Lenders thought it was time to shrink their mortgage businesses. Now they’re finding they were wrong.
With rates for home loans sinking to their lowest levels since late 2016, Wells Fargo, the biggest mortgage lender in the U.S., has boosted staffing for the business by about 10% this year and plans to keep hiring. Bank of America is hiring in areas including sales, processing, and underwriting.
The mortgage industry has added almost 5,000 employees since March, a 1.5% gain, according to the Bureau of Labor Statistics. It’s a stark reversal from a year ago, when the Federal Reserve was hiking interest rates and banks were cutting thousands of jobs.
Employment in the mortgage lending business has been shrinking for more than a decade, thanks first to the housing crunch and then to rising rates. In 2006, there were more than half a million workers in mortgages, compared with about 323,000 in June.
Now demand for the loans is rising high enough and fast enough that lenders seem to be doing something. The volume of applications for refinancing mortgages has more than tripled since December, according to a barometer from the Mortgage Bankers Association.
“It does put stress on the entire industry, whether it’s the appraisers, title companies, mortgage companies,” said John Schleck, head of centralized and online consumer lending at Bank of America. The bank is taking about 60 days to process applications, up a little more than a week, as it tries to keep up with the rising volume, according to bank spokeswoman Kris Yamamoto.
On Thursday, data from the National Association of Realtors showed contract signings to purchase previously owned U.S. homes fell in July by the most since early 2018, indicating a pause in buyer interest. The index of pending home sales decreased 2.5% from the previous month. The median forecast in Bloomberg’s survey called for no change.
Indeed, lenders are adding staff slowly, to avoid having to rapidly lay people off if the market turns, and they’re investing in systems to make their employees more productive. Quicken Loans, the nation’s biggest nonbank home lender, has been focusing on investing in technology and related jobs all year, according to Chief Executive Officer Jay Farner. He said in an interview that he’s seen heightened competition in hiring lenders and underwriters in recent months, but that Quicken’s hiring plans haven’t changed this year despite lower rates.
“It’s real tough on your business to always be hiring and removing,” Farner said. “We’ve been on this hiring climb to continue to build out the technology that our clients are looking for.”
If banks and finance companies were hiring more, mortgage rates would likely be lower: The gap between how much lenders charge for the loans and how much they pay to borrow money to fund mortgages, a measure of profitability known as the “primary/secondary spread,” is at the highest level since mid-2012.
That suggests lenders have ample room to cut rates and win more business, if they had more people to process applications.
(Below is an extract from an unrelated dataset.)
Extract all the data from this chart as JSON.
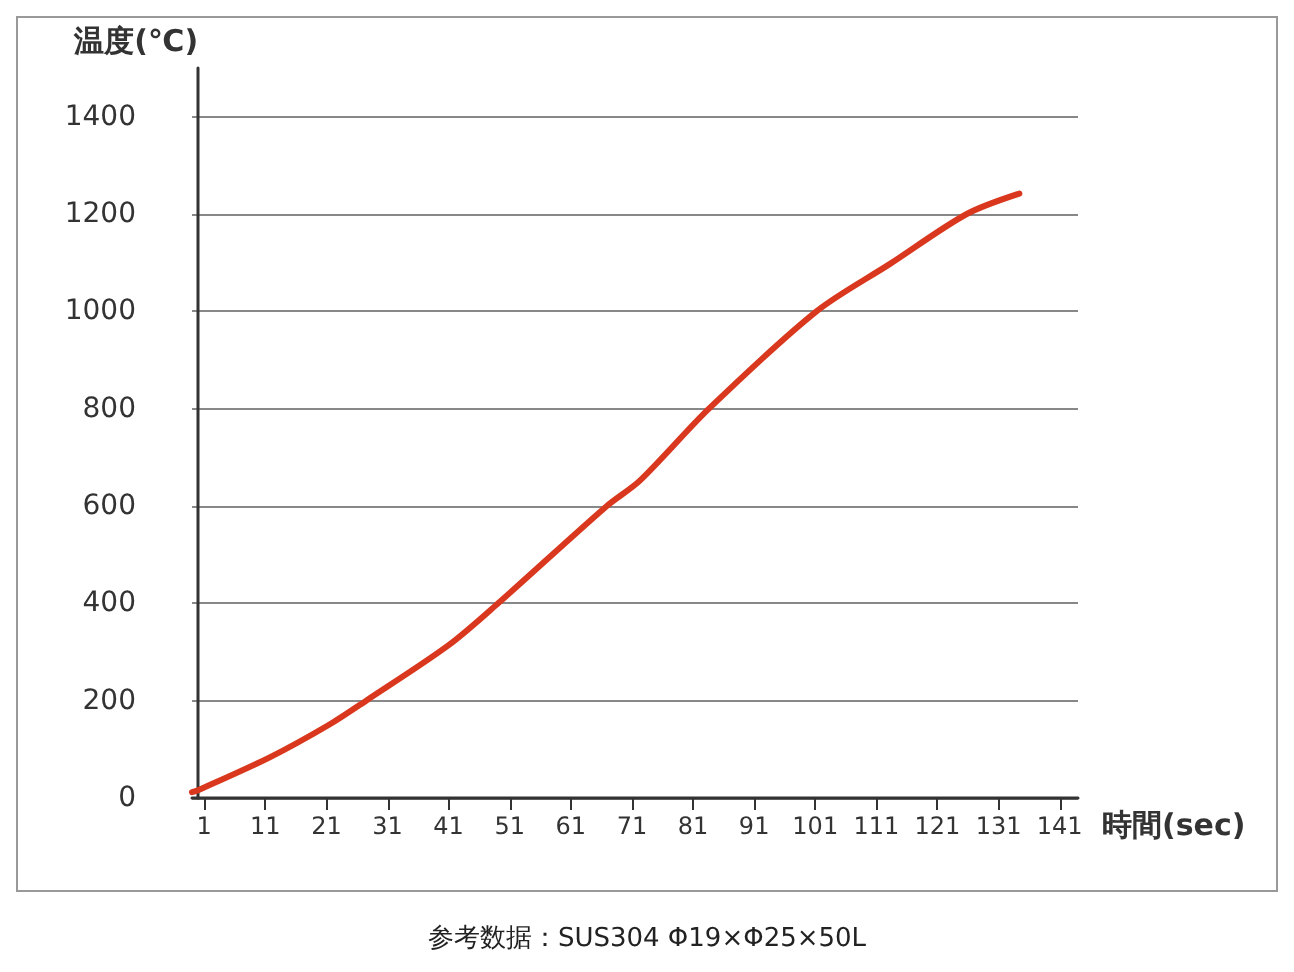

Banks in particular are reluctant to grow too fast, fearing a business that spurred the last downturn and can be highly cyclical.
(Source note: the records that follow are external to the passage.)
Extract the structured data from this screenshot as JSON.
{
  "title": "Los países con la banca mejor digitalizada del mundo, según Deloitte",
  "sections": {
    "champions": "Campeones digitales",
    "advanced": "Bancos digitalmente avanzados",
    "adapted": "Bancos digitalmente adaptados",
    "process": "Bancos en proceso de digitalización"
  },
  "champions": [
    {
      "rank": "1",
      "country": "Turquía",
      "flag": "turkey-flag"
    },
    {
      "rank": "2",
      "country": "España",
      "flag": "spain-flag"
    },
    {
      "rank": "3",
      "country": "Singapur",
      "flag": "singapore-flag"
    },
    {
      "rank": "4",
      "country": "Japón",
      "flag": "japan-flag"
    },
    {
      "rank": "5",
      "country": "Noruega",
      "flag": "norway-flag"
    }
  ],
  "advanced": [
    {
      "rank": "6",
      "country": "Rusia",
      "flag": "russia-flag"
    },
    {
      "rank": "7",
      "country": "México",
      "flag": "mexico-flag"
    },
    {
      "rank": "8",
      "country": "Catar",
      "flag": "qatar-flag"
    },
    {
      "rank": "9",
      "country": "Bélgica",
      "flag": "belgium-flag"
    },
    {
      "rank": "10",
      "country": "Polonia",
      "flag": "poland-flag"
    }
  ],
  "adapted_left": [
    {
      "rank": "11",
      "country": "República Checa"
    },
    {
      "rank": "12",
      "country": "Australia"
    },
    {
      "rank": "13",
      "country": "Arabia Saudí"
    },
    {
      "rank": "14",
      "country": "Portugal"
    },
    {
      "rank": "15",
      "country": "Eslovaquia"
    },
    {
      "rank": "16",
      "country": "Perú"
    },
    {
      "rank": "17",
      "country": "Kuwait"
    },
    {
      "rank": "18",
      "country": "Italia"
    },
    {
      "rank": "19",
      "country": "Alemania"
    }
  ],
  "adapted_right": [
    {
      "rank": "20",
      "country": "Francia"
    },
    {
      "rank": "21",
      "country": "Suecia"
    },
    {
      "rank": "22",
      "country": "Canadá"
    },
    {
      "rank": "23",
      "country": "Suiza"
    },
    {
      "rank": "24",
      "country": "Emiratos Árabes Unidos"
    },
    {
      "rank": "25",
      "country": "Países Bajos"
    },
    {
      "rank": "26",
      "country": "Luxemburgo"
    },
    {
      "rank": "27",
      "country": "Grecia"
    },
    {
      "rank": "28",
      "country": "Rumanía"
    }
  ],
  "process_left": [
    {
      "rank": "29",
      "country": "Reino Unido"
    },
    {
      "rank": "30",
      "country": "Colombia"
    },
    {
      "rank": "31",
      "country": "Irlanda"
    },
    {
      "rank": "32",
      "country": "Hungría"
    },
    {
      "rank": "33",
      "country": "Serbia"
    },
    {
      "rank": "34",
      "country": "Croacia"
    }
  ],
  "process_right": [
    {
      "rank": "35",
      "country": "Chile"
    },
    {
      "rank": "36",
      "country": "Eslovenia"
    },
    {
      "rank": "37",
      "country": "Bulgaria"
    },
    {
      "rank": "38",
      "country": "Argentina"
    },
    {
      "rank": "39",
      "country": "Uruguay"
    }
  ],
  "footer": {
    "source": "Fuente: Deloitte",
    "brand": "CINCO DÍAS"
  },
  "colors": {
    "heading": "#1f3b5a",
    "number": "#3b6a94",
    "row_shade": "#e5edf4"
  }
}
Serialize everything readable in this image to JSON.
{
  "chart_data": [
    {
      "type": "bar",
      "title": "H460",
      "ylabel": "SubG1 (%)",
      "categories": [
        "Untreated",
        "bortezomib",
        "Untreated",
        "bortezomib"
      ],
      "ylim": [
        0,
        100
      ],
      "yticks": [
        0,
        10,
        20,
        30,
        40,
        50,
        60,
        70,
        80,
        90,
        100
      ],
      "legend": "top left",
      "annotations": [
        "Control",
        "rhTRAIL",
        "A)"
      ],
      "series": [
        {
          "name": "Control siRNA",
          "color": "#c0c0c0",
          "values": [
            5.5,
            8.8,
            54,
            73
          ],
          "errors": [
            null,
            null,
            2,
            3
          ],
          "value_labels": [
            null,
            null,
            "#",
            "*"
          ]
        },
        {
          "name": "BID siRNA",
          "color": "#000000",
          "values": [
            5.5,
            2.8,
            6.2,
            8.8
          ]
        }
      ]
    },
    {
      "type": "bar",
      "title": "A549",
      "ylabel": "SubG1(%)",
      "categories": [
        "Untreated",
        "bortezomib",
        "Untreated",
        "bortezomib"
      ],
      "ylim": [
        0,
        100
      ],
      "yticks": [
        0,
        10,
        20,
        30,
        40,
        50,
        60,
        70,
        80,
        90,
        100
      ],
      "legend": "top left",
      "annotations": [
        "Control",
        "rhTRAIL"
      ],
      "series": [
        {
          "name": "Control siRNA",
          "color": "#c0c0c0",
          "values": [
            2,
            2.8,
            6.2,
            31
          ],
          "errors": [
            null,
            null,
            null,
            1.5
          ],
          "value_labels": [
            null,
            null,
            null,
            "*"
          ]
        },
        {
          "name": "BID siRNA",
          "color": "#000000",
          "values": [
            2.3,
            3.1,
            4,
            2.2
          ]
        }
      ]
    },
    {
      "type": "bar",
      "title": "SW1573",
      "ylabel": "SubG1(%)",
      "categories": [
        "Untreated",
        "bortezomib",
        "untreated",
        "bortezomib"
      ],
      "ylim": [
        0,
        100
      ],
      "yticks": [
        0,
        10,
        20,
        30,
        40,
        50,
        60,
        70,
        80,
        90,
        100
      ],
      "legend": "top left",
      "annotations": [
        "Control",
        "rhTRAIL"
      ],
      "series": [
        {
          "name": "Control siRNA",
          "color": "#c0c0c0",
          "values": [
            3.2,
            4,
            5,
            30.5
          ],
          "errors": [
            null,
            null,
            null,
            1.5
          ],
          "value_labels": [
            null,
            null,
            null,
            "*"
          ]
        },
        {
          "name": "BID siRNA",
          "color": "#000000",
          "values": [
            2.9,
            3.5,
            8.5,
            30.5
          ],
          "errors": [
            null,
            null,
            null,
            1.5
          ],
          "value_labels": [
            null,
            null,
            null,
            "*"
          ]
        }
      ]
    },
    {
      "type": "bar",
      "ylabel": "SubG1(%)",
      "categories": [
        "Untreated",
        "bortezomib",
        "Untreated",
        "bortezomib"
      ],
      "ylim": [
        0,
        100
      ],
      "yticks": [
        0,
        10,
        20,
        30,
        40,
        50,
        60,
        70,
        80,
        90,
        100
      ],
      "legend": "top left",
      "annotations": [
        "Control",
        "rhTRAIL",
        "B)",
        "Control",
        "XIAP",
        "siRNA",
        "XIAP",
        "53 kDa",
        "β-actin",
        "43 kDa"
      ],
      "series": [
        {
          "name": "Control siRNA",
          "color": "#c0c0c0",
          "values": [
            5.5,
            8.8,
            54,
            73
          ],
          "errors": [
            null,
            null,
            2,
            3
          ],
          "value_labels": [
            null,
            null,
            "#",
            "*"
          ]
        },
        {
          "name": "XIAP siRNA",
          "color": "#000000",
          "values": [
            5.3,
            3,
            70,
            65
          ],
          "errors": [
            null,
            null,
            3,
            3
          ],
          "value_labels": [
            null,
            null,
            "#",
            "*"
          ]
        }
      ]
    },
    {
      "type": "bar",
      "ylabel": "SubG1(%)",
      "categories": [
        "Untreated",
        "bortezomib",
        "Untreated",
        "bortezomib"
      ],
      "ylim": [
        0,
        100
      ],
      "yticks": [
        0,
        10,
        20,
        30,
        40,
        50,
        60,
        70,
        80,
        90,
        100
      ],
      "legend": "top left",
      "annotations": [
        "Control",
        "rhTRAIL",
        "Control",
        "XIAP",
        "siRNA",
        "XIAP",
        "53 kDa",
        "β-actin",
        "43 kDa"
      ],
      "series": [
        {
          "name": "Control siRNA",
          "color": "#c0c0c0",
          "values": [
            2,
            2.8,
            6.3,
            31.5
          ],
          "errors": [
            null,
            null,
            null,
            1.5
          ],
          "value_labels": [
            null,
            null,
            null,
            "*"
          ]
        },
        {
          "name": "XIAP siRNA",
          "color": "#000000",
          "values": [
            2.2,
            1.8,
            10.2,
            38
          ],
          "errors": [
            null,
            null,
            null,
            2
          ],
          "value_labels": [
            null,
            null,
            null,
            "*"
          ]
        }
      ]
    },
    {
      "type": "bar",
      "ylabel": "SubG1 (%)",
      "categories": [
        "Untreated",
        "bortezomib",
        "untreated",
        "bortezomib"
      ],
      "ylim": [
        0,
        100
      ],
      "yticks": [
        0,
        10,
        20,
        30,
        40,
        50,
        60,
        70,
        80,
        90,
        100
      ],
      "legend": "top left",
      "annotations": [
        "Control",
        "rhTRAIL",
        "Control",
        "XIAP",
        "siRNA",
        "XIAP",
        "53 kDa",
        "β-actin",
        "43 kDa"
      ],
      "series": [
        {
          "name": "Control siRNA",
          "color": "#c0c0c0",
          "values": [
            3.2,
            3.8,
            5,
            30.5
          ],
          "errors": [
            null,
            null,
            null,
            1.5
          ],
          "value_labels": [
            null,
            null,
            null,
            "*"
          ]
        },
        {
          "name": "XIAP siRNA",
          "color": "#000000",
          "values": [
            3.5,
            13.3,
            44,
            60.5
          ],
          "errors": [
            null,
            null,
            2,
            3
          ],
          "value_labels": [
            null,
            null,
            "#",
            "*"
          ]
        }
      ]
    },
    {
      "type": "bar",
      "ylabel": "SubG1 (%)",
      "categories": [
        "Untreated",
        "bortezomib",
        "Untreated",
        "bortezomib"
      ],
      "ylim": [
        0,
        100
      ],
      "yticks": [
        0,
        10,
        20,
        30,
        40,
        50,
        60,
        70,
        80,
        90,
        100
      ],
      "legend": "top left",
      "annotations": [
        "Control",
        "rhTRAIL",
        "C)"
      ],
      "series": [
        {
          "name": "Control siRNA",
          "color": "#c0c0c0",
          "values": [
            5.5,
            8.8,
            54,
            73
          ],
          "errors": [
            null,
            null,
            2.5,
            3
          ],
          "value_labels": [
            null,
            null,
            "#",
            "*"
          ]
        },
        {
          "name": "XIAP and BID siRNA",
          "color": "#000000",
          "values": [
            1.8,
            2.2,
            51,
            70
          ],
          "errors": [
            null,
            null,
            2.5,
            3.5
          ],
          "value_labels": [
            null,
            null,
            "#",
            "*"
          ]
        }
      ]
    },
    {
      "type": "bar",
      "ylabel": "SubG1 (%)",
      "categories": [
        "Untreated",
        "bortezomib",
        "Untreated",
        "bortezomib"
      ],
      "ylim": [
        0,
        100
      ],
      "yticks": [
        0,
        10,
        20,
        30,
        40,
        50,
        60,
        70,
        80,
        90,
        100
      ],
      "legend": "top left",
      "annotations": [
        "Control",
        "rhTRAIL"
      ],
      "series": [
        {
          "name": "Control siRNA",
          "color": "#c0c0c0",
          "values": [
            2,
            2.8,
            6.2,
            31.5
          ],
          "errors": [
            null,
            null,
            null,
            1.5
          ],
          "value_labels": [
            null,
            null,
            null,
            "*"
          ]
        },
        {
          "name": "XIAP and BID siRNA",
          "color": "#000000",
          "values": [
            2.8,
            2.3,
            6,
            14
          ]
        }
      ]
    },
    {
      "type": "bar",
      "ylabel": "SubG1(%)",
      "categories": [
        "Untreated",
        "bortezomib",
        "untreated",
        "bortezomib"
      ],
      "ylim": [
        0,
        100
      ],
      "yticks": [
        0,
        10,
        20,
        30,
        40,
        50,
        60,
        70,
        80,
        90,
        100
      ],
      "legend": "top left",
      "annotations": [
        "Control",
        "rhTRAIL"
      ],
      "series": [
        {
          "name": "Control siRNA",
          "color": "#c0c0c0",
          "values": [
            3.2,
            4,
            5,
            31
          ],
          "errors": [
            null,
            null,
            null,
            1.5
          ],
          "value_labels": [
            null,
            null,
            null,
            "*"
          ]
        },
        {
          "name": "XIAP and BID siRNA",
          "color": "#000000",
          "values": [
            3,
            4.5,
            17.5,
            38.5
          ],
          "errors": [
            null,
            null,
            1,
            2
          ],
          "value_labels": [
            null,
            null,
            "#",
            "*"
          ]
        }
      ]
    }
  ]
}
Last year, finance companies outside the banking system accounted for about 60% of the most common types of mortgages, those sold to government-backed buyers like Fannie Mae and Freddie Mac, according to Inside Mortgage Finance. That’s up from 47% in 2014.
Alex Echeandia, a broker at Eagle Creek Mortgage in Gaithersburg, Maryland, said he works with more than 30 lenders when considering mortgages for his clients. But the biggest banks aren’t among them, in part because they may only offer a few types of loans and move slower than smaller lenders.
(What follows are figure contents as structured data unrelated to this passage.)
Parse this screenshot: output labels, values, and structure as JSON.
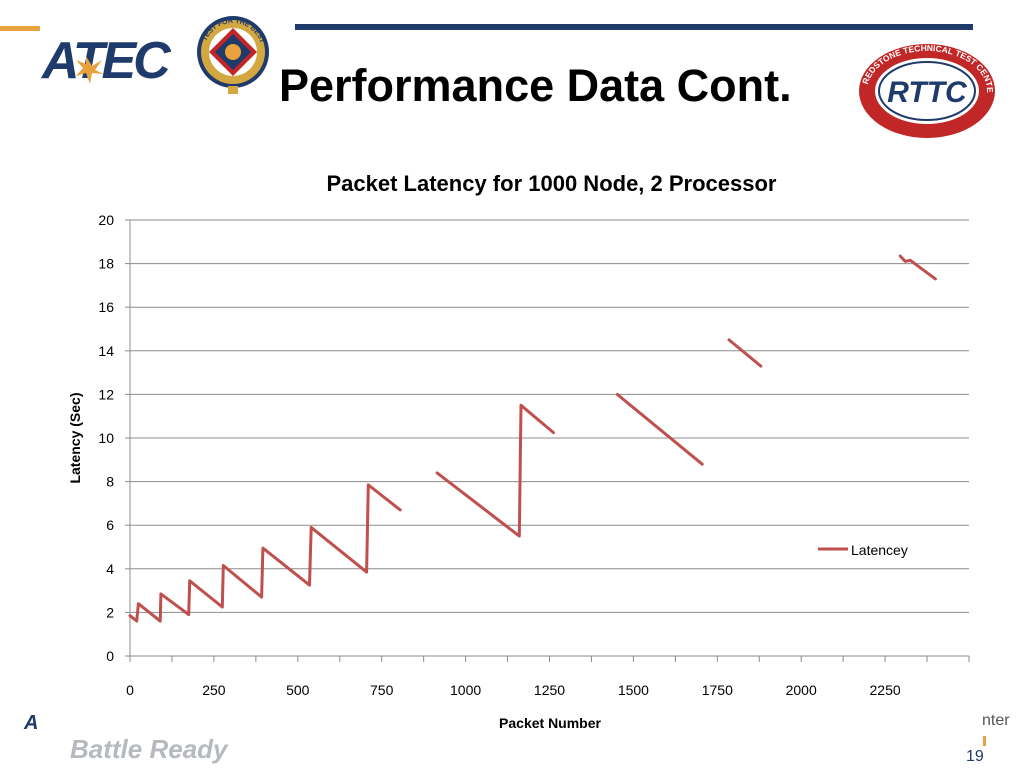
{
  "slide": {
    "title": "Performance Data Cont.",
    "page_number": "19",
    "footer_left_fragment": "A",
    "footer_faded_text": "Battle Ready",
    "footer_right_fragment": "nter"
  },
  "logos": {
    "atec_text": "ATEC",
    "seal_text": "TEST FOR THE BEST",
    "rttc_text": "RTTC",
    "rttc_ring_text": "REDSTONE TECHNICAL TEST CENTER"
  },
  "colors": {
    "series_line": "#c0504d",
    "gridline": "#8c8c8c",
    "navy": "#1f3b6b",
    "orange": "#e9a23b",
    "rttc_red": "#c22727"
  },
  "chart_data": {
    "type": "line",
    "title": "Packet Latency for 1000 Node, 2 Processor",
    "xlabel": "Packet Number",
    "ylabel": "Latency (Sec)",
    "xlim": [
      0,
      2500
    ],
    "ylim": [
      0,
      20
    ],
    "x_ticks": [
      0,
      250,
      500,
      750,
      1000,
      1250,
      1500,
      1750,
      2000,
      2250
    ],
    "y_ticks": [
      0,
      2,
      4,
      6,
      8,
      10,
      12,
      14,
      16,
      18,
      20
    ],
    "grid": "horizontal",
    "legend_position": "right",
    "series": [
      {
        "name": "Latencey",
        "segments": [
          [
            [
              0,
              1.85
            ],
            [
              20,
              1.6
            ],
            [
              25,
              2.4
            ],
            [
              90,
              1.6
            ],
            [
              92,
              2.85
            ],
            [
              175,
              1.9
            ],
            [
              178,
              3.45
            ],
            [
              275,
              2.25
            ],
            [
              278,
              4.15
            ],
            [
              392,
              2.7
            ],
            [
              396,
              4.95
            ],
            [
              535,
              3.25
            ],
            [
              540,
              5.9
            ],
            [
              705,
              3.85
            ],
            [
              710,
              7.85
            ],
            [
              805,
              6.7
            ]
          ],
          [
            [
              915,
              8.4
            ],
            [
              1160,
              5.5
            ],
            [
              1165,
              11.5
            ],
            [
              1262,
              10.25
            ]
          ],
          [
            [
              1452,
              12.0
            ],
            [
              1705,
              8.8
            ]
          ],
          [
            [
              1785,
              14.5
            ],
            [
              1880,
              13.3
            ]
          ],
          [
            [
              2295,
              18.35
            ],
            [
              2310,
              18.1
            ],
            [
              2325,
              18.15
            ],
            [
              2400,
              17.3
            ]
          ]
        ]
      }
    ]
  }
}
“All of our lenders are mortgage lenders — they’re not brick and mortar banks,” Echeandia said. “I like the flexibility. We’re able to shop it around and talk to different lenders to get our clients the best.”
At Wells Fargo, refinancings are taking about 10 days longer than they did a year ago, even with more staff on board. Jerald Banwart, the bank’s head of retail fulfillment, said in an interview that Wells Fargo plans to keep increasing headcount in mortgage processing, underwriting and closing by around an additional 5%.
Even though the labor market is tighter than in previous refinancing rallies, “the industry has been downsizing in the past couple years, so there’s definitely talent out there,” Banwart said.